Earlier this week, the sun reached over our house to touch a neighboring tree. For a moment, one set of branches was set apart from the others before dissolving peacefully into a complex network of other limbs. The color was crazy. Winter conditions occasionally conspire to conjure intense pink, orange, and soft blue hues in the morning skies.
The other night, it started to rain as we went to bed and continued softly into the morning. When recorded, the patter of rain sounds like the crackle of fire. French philosophers and Zen thinkers say that all things contain their opposite. Or maybe that is where my head is in the light of the Los Angeles fires and hoping for rain.
I just finished an online soundwriting class (I originally meant to type “songwriting,” but I like “soundwriting” better) with Brian Eno. It was an amazing experience. Shout out School of Song for an incredible program managed with panache and empathy.
Eno told a story about how years ago, while bedridden after being hit by a cab, he struggled to listen to a record of harp music his friend had left on for him. One of the speakers was broken and he was too weak to fuss with it. The music was hard to distinguish from the ambient sound surrounding it. He surrendered to the sound without boundaries and resolved to try to create “music without edges.” His 1975 release Discrete Music was the result.
Afterward, he recorded Ambient 1: Music for Airports (1978) and many more borderless records in a genre he invented in the pop idiom.
Porch Swing Orchestra is very much practiced in this Cageian tradition. We at PSO stan less division and more amalgams.
Porosity creates possibility.
PLATFORM PROBLEMS AND SURVEY
Are the vibes at Substack too weird (i.e. social media cringe and Nazi tolerant?) Should PSO go back to being an email?
Leave a comment or email me at info@porchswingorchestra.org.
Recommended Listening: Discreet Music by Brian Eno
This is the first track written expressly to be the maximum length of one side of a vinyl record. Eno was gesturing toward an infinite music. He later accomplished continuous music using serial tape loops and an array of CD players, his preferred storage media. In the streaming era, whether on YouTube or with your own large-language model, music generation is boundless.
More prosaically, music is always being made in the world around us but a frame lends it meaning. Perhaps truly edgeless music, the likes of which are generated by the ouroboros of AI, is truly formless and may not hold one’s interest.
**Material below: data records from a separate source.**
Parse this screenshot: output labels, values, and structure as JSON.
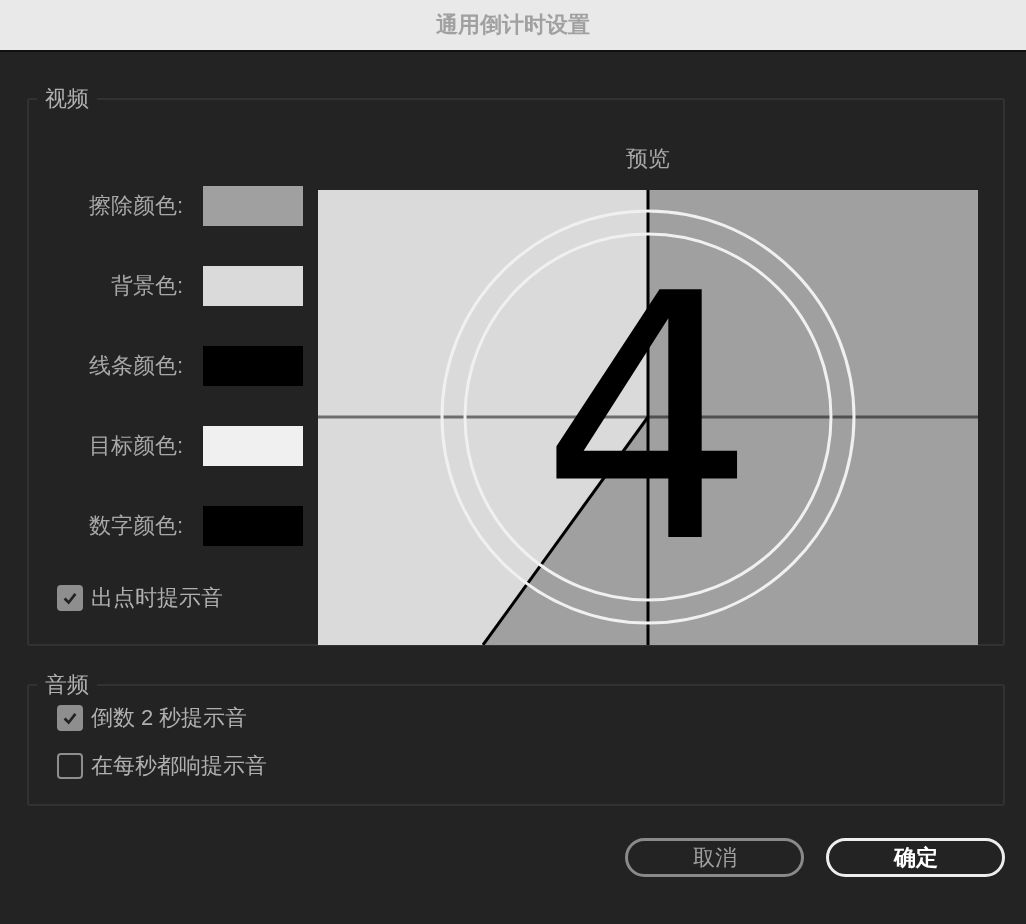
{
  "window": {
    "title": "通用倒计时设置"
  },
  "video": {
    "legend": "视频",
    "swatches": [
      {
        "label": "擦除颜色:",
        "color": "#a0a0a0"
      },
      {
        "label": "背景色:",
        "color": "#dadada"
      },
      {
        "label": "线条颜色:",
        "color": "#000000"
      },
      {
        "label": "目标颜色:",
        "color": "#f0f0f0"
      },
      {
        "label": "数字颜色:",
        "color": "#000000"
      }
    ],
    "checkbox": {
      "label": "出点时提示音",
      "checked": true
    },
    "preview": {
      "title": "预览",
      "digit": "4"
    }
  },
  "audio": {
    "legend": "音频",
    "options": [
      {
        "label": "倒数 2 秒提示音",
        "checked": true
      },
      {
        "label": "在每秒都响提示音",
        "checked": false
      }
    ]
  },
  "buttons": [
    {
      "label": "取消",
      "kind": "secondary"
    },
    {
      "label": "确定",
      "kind": "primary"
    }
  ]
}
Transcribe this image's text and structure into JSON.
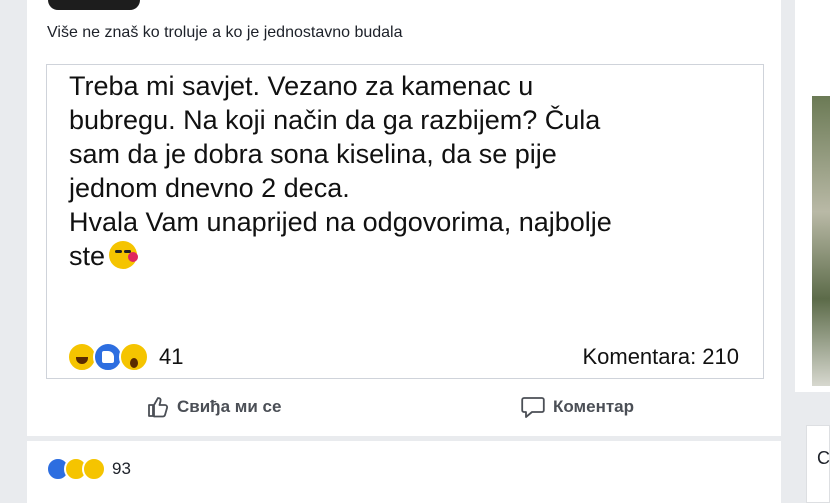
{
  "caption": "Više ne znaš ko troluje a ko je jednostavno budala",
  "shared_post": {
    "lines": [
      "Treba mi savjet. Vezano za kamenac u",
      "bubregu. Na koji način da ga razbijem? Čula",
      "sam da je dobra sona kiselina, da se pije",
      "jednom dnevno 2 deca.",
      "Hvala Vam unaprijed na odgovorima, najbolje",
      "ste"
    ],
    "trailing_emoji": "kiss-heart-emoji",
    "reaction_count": "41",
    "comments": "Komentara: 210"
  },
  "actions": {
    "like_label": "Свиђа ми се",
    "comment_label": "Коментар"
  },
  "footer": {
    "reaction_count": "93"
  },
  "right_panel": {
    "letter": "C"
  },
  "colors": {
    "like_blue": "#2d6ee0",
    "emoji_yellow": "#f5c400",
    "background": "#e9ebee"
  }
}
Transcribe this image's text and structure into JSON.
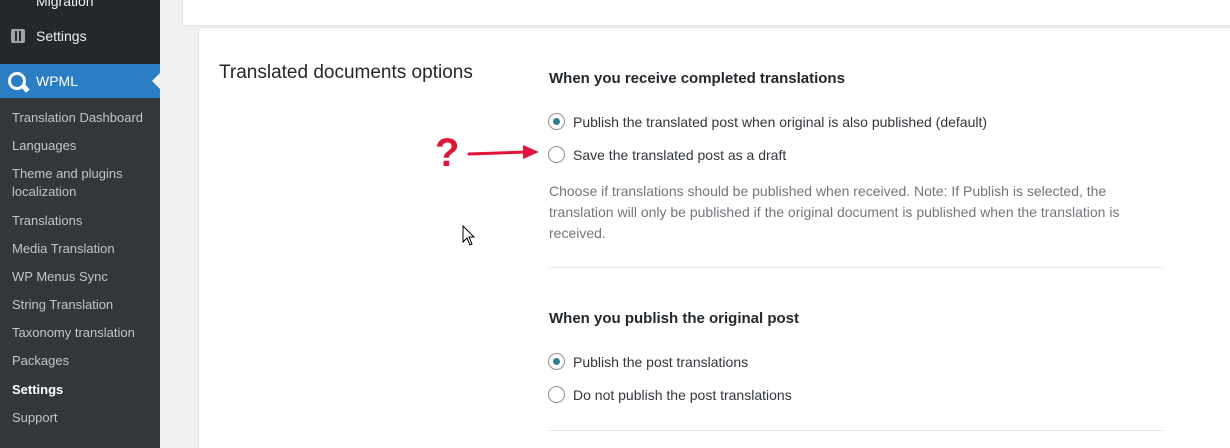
{
  "sidebar": {
    "migration_label": "Migration",
    "settings_label": "Settings",
    "wpml_label": "WPML",
    "items": [
      {
        "label": "Translation Dashboard"
      },
      {
        "label": "Languages"
      },
      {
        "label": "Theme and plugins localization"
      },
      {
        "label": "Translations"
      },
      {
        "label": "Media Translation"
      },
      {
        "label": "WP Menus Sync"
      },
      {
        "label": "String Translation"
      },
      {
        "label": "Taxonomy translation"
      },
      {
        "label": "Packages"
      },
      {
        "label": "Settings",
        "active": true
      },
      {
        "label": "Support"
      }
    ]
  },
  "main": {
    "section_title": "Translated documents options",
    "completed": {
      "heading": "When you receive completed translations",
      "options": [
        {
          "label": "Publish the translated post when original is also published (default)",
          "selected": true
        },
        {
          "label": "Save the translated post as a draft",
          "selected": false
        }
      ],
      "description": "Choose if translations should be published when received. Note: If Publish is selected, the translation will only be published if the original document is published when the translation is received."
    },
    "publish_original": {
      "heading": "When you publish the original post",
      "options": [
        {
          "label": "Publish the post translations",
          "selected": true
        },
        {
          "label": "Do not publish the post translations",
          "selected": false
        }
      ]
    }
  },
  "annotation": {
    "question_mark": "?",
    "color": "#e0153a"
  }
}
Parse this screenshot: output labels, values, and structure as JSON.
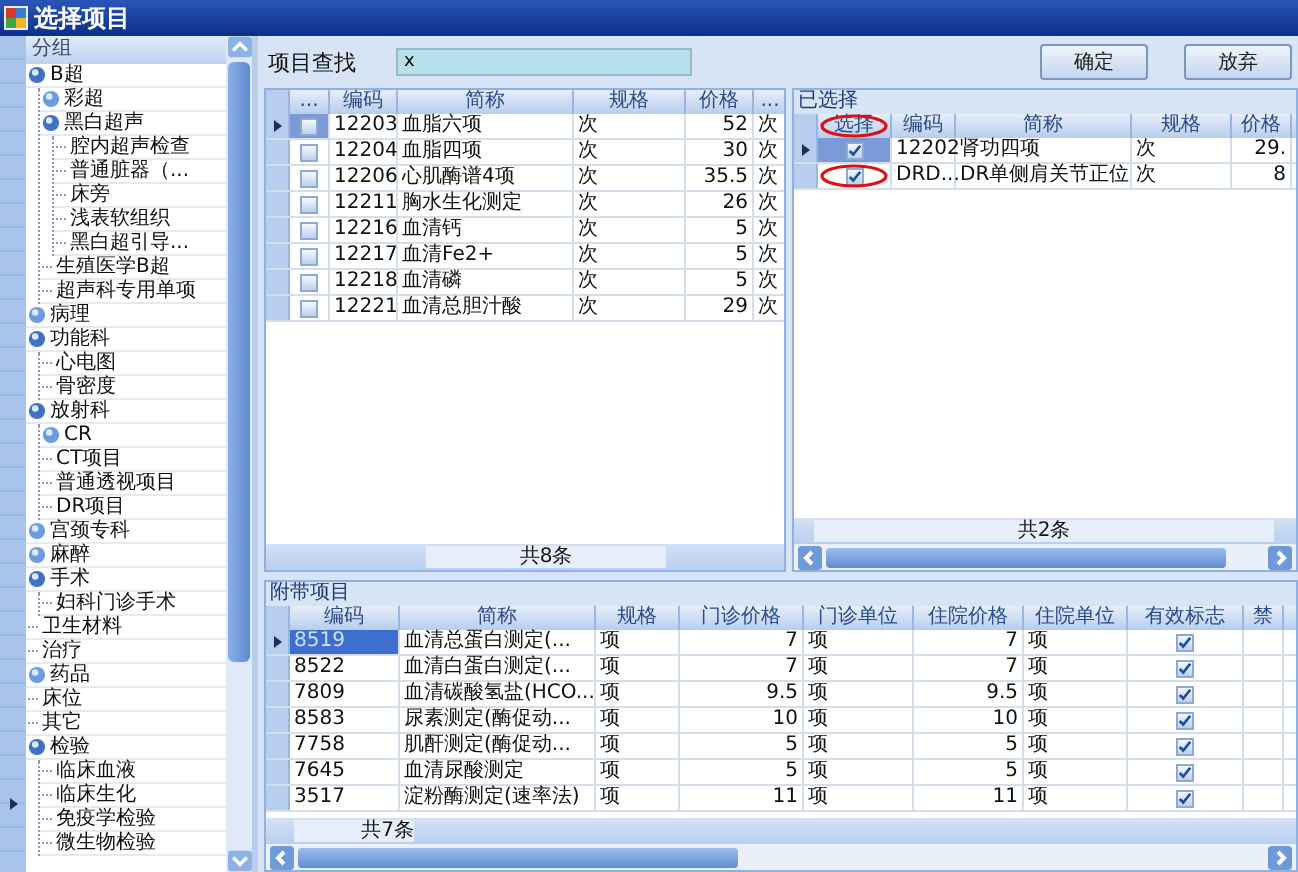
{
  "window": {
    "title": "选择项目"
  },
  "tree": {
    "header": "分组",
    "items": [
      {
        "label": "B超",
        "kind": "group",
        "expanded": true,
        "children": [
          {
            "label": "彩超",
            "kind": "group",
            "expanded": false
          },
          {
            "label": "黑白超声",
            "kind": "group",
            "expanded": true,
            "children": [
              {
                "label": "腔内超声检查",
                "kind": "leaf"
              },
              {
                "label": "普通脏器（...",
                "kind": "leaf"
              },
              {
                "label": "床旁",
                "kind": "leaf"
              },
              {
                "label": "浅表软组织",
                "kind": "leaf"
              },
              {
                "label": "黑白超引导...",
                "kind": "leaf"
              }
            ]
          },
          {
            "label": "生殖医学B超",
            "kind": "leaf"
          },
          {
            "label": "超声科专用单项",
            "kind": "leaf"
          }
        ]
      },
      {
        "label": "病理",
        "kind": "group",
        "expanded": false
      },
      {
        "label": "功能科",
        "kind": "group",
        "expanded": true,
        "children": [
          {
            "label": "心电图",
            "kind": "leaf"
          },
          {
            "label": "骨密度",
            "kind": "leaf"
          }
        ]
      },
      {
        "label": "放射科",
        "kind": "group",
        "expanded": true,
        "children": [
          {
            "label": "CR",
            "kind": "group",
            "expanded": false
          },
          {
            "label": "CT项目",
            "kind": "leaf"
          },
          {
            "label": "普通透视项目",
            "kind": "leaf"
          },
          {
            "label": "DR项目",
            "kind": "leaf"
          }
        ]
      },
      {
        "label": "宫颈专科",
        "kind": "group",
        "expanded": false
      },
      {
        "label": "麻醉",
        "kind": "group",
        "expanded": false
      },
      {
        "label": "手术",
        "kind": "group",
        "expanded": true,
        "children": [
          {
            "label": "妇科门诊手术",
            "kind": "leaf"
          }
        ]
      },
      {
        "label": "卫生材料",
        "kind": "leaf"
      },
      {
        "label": "治疗",
        "kind": "leaf"
      },
      {
        "label": "药品",
        "kind": "group",
        "expanded": false
      },
      {
        "label": "床位",
        "kind": "leaf"
      },
      {
        "label": "其它",
        "kind": "leaf"
      },
      {
        "label": "检验",
        "kind": "group",
        "expanded": true,
        "children": [
          {
            "label": "临床血液",
            "kind": "leaf"
          },
          {
            "label": "临床生化",
            "kind": "leaf"
          },
          {
            "label": "免疫学检验",
            "kind": "leaf"
          },
          {
            "label": "微生物检验",
            "kind": "leaf"
          }
        ]
      }
    ]
  },
  "search": {
    "label": "项目查找",
    "value": "x"
  },
  "buttons": [
    "确定",
    "放弃"
  ],
  "item_table": {
    "columns": [
      "...",
      "编码",
      "简称",
      "规格",
      "价格",
      "..."
    ],
    "rows": [
      {
        "current": true,
        "checked": false,
        "cells": [
          "",
          "12203",
          "血脂六项",
          "次",
          "52",
          "次"
        ]
      },
      {
        "current": false,
        "checked": false,
        "cells": [
          "",
          "12204",
          "血脂四项",
          "次",
          "30",
          "次"
        ]
      },
      {
        "current": false,
        "checked": false,
        "cells": [
          "",
          "12206",
          "心肌酶谱4项",
          "次",
          "35.5",
          "次"
        ]
      },
      {
        "current": false,
        "checked": false,
        "cells": [
          "",
          "12211",
          "胸水生化测定",
          "次",
          "26",
          "次"
        ]
      },
      {
        "current": false,
        "checked": false,
        "cells": [
          "",
          "12216",
          "血清钙",
          "次",
          "5",
          "次"
        ]
      },
      {
        "current": false,
        "checked": false,
        "cells": [
          "",
          "12217",
          "血清Fe2+",
          "次",
          "5",
          "次"
        ]
      },
      {
        "current": false,
        "checked": false,
        "cells": [
          "",
          "12218",
          "血清磷",
          "次",
          "5",
          "次"
        ]
      },
      {
        "current": false,
        "checked": false,
        "cells": [
          "",
          "12221",
          "血清总胆汁酸",
          "次",
          "29",
          "次"
        ]
      }
    ],
    "footer": "共8条"
  },
  "selected_table": {
    "title": "已选择",
    "columns": [
      "选择",
      "编码",
      "简称",
      "规格",
      "价格"
    ],
    "rows": [
      {
        "current": true,
        "checked": true,
        "cells": [
          "",
          "12202",
          "肾功四项",
          "次",
          "29."
        ]
      },
      {
        "current": false,
        "checked": true,
        "cells": [
          "",
          "DRD...",
          "DR单侧肩关节正位",
          "次",
          "8"
        ]
      }
    ],
    "footer": "共2条"
  },
  "attached_table": {
    "title": "附带项目",
    "columns": [
      "编码",
      "简称",
      "规格",
      "门诊价格",
      "门诊单位",
      "住院价格",
      "住院单位",
      "有效标志",
      "禁"
    ],
    "rows": [
      {
        "current": true,
        "valid": true,
        "cells": [
          "8519",
          "血清总蛋白测定(...",
          "项",
          "7",
          "项",
          "7",
          "项"
        ]
      },
      {
        "current": false,
        "valid": true,
        "cells": [
          "8522",
          "血清白蛋白测定(...",
          "项",
          "7",
          "项",
          "7",
          "项"
        ]
      },
      {
        "current": false,
        "valid": true,
        "cells": [
          "7809",
          "血清碳酸氢盐(HCO...",
          "项",
          "9.5",
          "项",
          "9.5",
          "项"
        ]
      },
      {
        "current": false,
        "valid": true,
        "cells": [
          "8583",
          "尿素测定(酶促动...",
          "项",
          "10",
          "项",
          "10",
          "项"
        ]
      },
      {
        "current": false,
        "valid": true,
        "cells": [
          "7758",
          "肌酐测定(酶促动...",
          "项",
          "5",
          "项",
          "5",
          "项"
        ]
      },
      {
        "current": false,
        "valid": true,
        "cells": [
          "7645",
          "血清尿酸测定",
          "项",
          "5",
          "项",
          "5",
          "项"
        ]
      },
      {
        "current": false,
        "valid": true,
        "cells": [
          "3517",
          "淀粉酶测定(速率法)",
          "项",
          "11",
          "项",
          "11",
          "项"
        ]
      }
    ],
    "footer": "共7条"
  }
}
An endless feed of lo-fi study beats. Perhaps what is called for is a softening of traditional edges, which builds innovative armatures for new structures of feeling.
Here is a 6-hour stretched version of Discrete Music and a great picture of the artist in art school made by Tato Schab.
Let’s Collaborate!
Let’s make something together.
I love to collaborate, remotely or in person, but if you have a piece you would like to feature on PSO (without contributions by me), by all means, please reach out!
Just reply to this email, or contact me at info@porchswingorchestra.org expressing your interest or ideas.
I wouldn’t leave Substack right now, but I would also make your stuff available elsewhere. I think we’ve reached the moment where AI needs to get better at distinguishing stuff globbed together by AI vs. stuff made by humans. With regards to Substack, this means for me personally less use of their algorithmic playlists (which keep changing on me, which is annoying) and which we discover are filled with aural wallpaper not generated by humans—and therefore royalty-free for Spotify. This pertains specifically to Brian Eno, whom I have always enjoyed listening to while working. In short: no more “Ambient” or “Sleep” or Campfire” mixes from Spotify for me!